It appears the industry is no closer to emerging from the trucking crisis with the American Trucking Associations (ATA) reporting that the shortage has even spiked, reaching its highest levels to date.

“Over the past 15 years, we’ve watched the shortage rise and fall with economic trends, but it ballooned last year to the highest level we’ve seen to date,” said ATA Chief Economist Bob Costello. “The increase in the truck driver shortage should be a warning because if conditions don’t change the trucking industry could be short 100,000 drivers in five years and 160,000 drivers in 2028.

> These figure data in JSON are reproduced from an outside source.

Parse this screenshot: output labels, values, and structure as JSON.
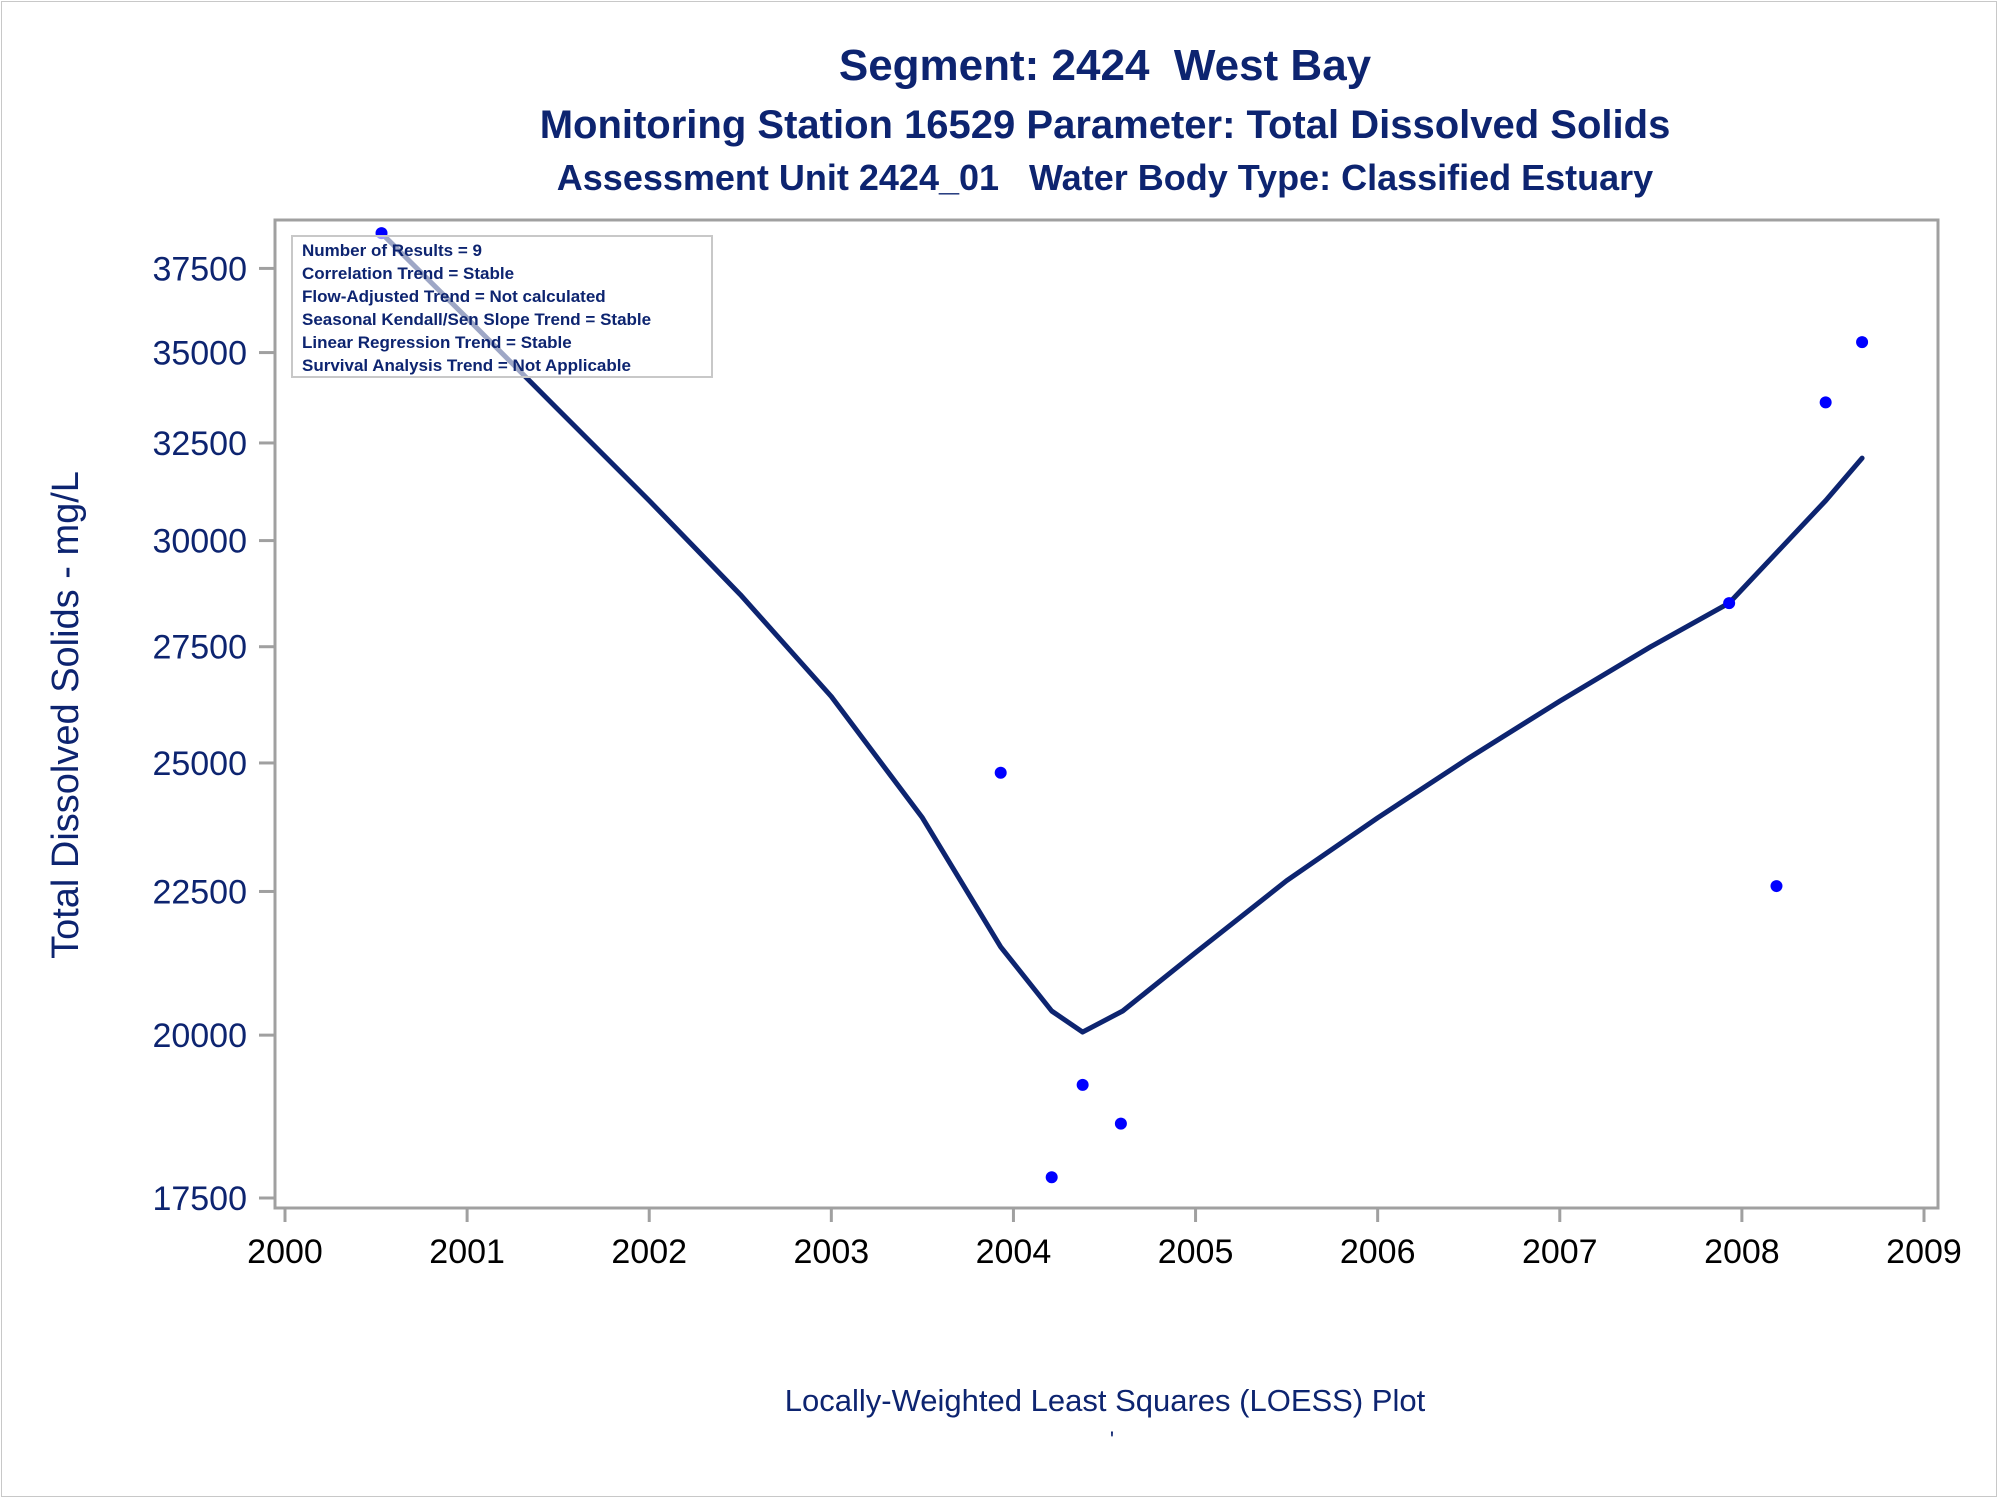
{
  "chart_data": {
    "type": "scatter",
    "title": "Segment: 2424  West Bay",
    "subtitle": "Monitoring Station 16529 Parameter: Total Dissolved Solids",
    "subtitle2": "Assessment Unit 2424_01   Water Body Type: Classified Estuary",
    "xlabel": "",
    "ylabel": "Total Dissolved Solids - mg/L",
    "footnote": "Locally-Weighted Least Squares (LOESS) Plot",
    "footnote_mark": "'",
    "x_ticks": [
      "2000",
      "2001",
      "2002",
      "2003",
      "2004",
      "2005",
      "2006",
      "2007",
      "2008",
      "2009"
    ],
    "y_ticks": [
      "17500",
      "20000",
      "22500",
      "25000",
      "27500",
      "30000",
      "32500",
      "35000",
      "37500"
    ],
    "xlim": [
      2000,
      2009.1
    ],
    "ylim": [
      17500,
      38700
    ],
    "y_scale": "log",
    "grid": false,
    "legend": "none",
    "colors": {
      "text": "#0d2470",
      "points": "#0000ff",
      "line": "#0d2470",
      "axis": "#a0a0a0"
    },
    "series": [
      {
        "type": "scatter",
        "x": [
          2000.53,
          2003.93,
          2004.21,
          2004.38,
          2004.59,
          2007.93,
          2008.19,
          2008.46,
          2008.66
        ],
        "y": [
          38600,
          24800,
          17800,
          19200,
          18600,
          28500,
          22600,
          33600,
          35300
        ]
      },
      {
        "type": "line",
        "x": [
          2000.53,
          2001.0,
          2001.5,
          2002.0,
          2002.5,
          2003.0,
          2003.5,
          2003.93,
          2004.21,
          2004.38,
          2004.6,
          2005.0,
          2005.5,
          2006.0,
          2006.5,
          2007.0,
          2007.5,
          2007.93,
          2008.19,
          2008.46,
          2008.66
        ],
        "y": [
          38600,
          36000,
          33400,
          31000,
          28700,
          26400,
          23900,
          21500,
          20400,
          20050,
          20400,
          21400,
          22700,
          23900,
          25100,
          26300,
          27500,
          28500,
          29700,
          31000,
          32100
        ]
      }
    ],
    "annotation_box": {
      "position": "top-left",
      "lines": [
        "Number of Results = 9",
        "Correlation Trend = Stable",
        "Flow-Adjusted Trend = Not calculated",
        "Seasonal Kendall/Sen Slope Trend = Stable",
        "Linear Regression Trend = Stable",
        "Survival Analysis Trend = Not Applicable"
      ]
    }
  }
}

The ATA says “The trucking industry needs to find ways to attract more and younger drivers,” Costello continued. “Whether by removing barriers for younger drivers to begin careers as drivers, attracting more demographic diversity into the industry or easing the transition for veterans, we need to do more to recruit and retain drivers. That includes increasing pay — which happened at a brisk pace last year — to keep pace with demand, addressing lifestyle factors like getting drivers more time at home and improving conditions on the job like reducing wait times at shipper facilities.”

Many fleets instituted guaranteed minimum weekly pay in 2018 so drivers would have a more consistent paycheck. Sign-on bonuses and good benefits packages have also been used throughout the industry as competition for drivers heats up. ATA expects that driver pay will continue rising as long as the driver shortage continues.

To meet the nation’s freight demand, the report said the trucking industry will need to hire 1.1 million new drivers over the next decade – an average of 110,000 per year to replace retiring drivers and keep up with growth in the economy.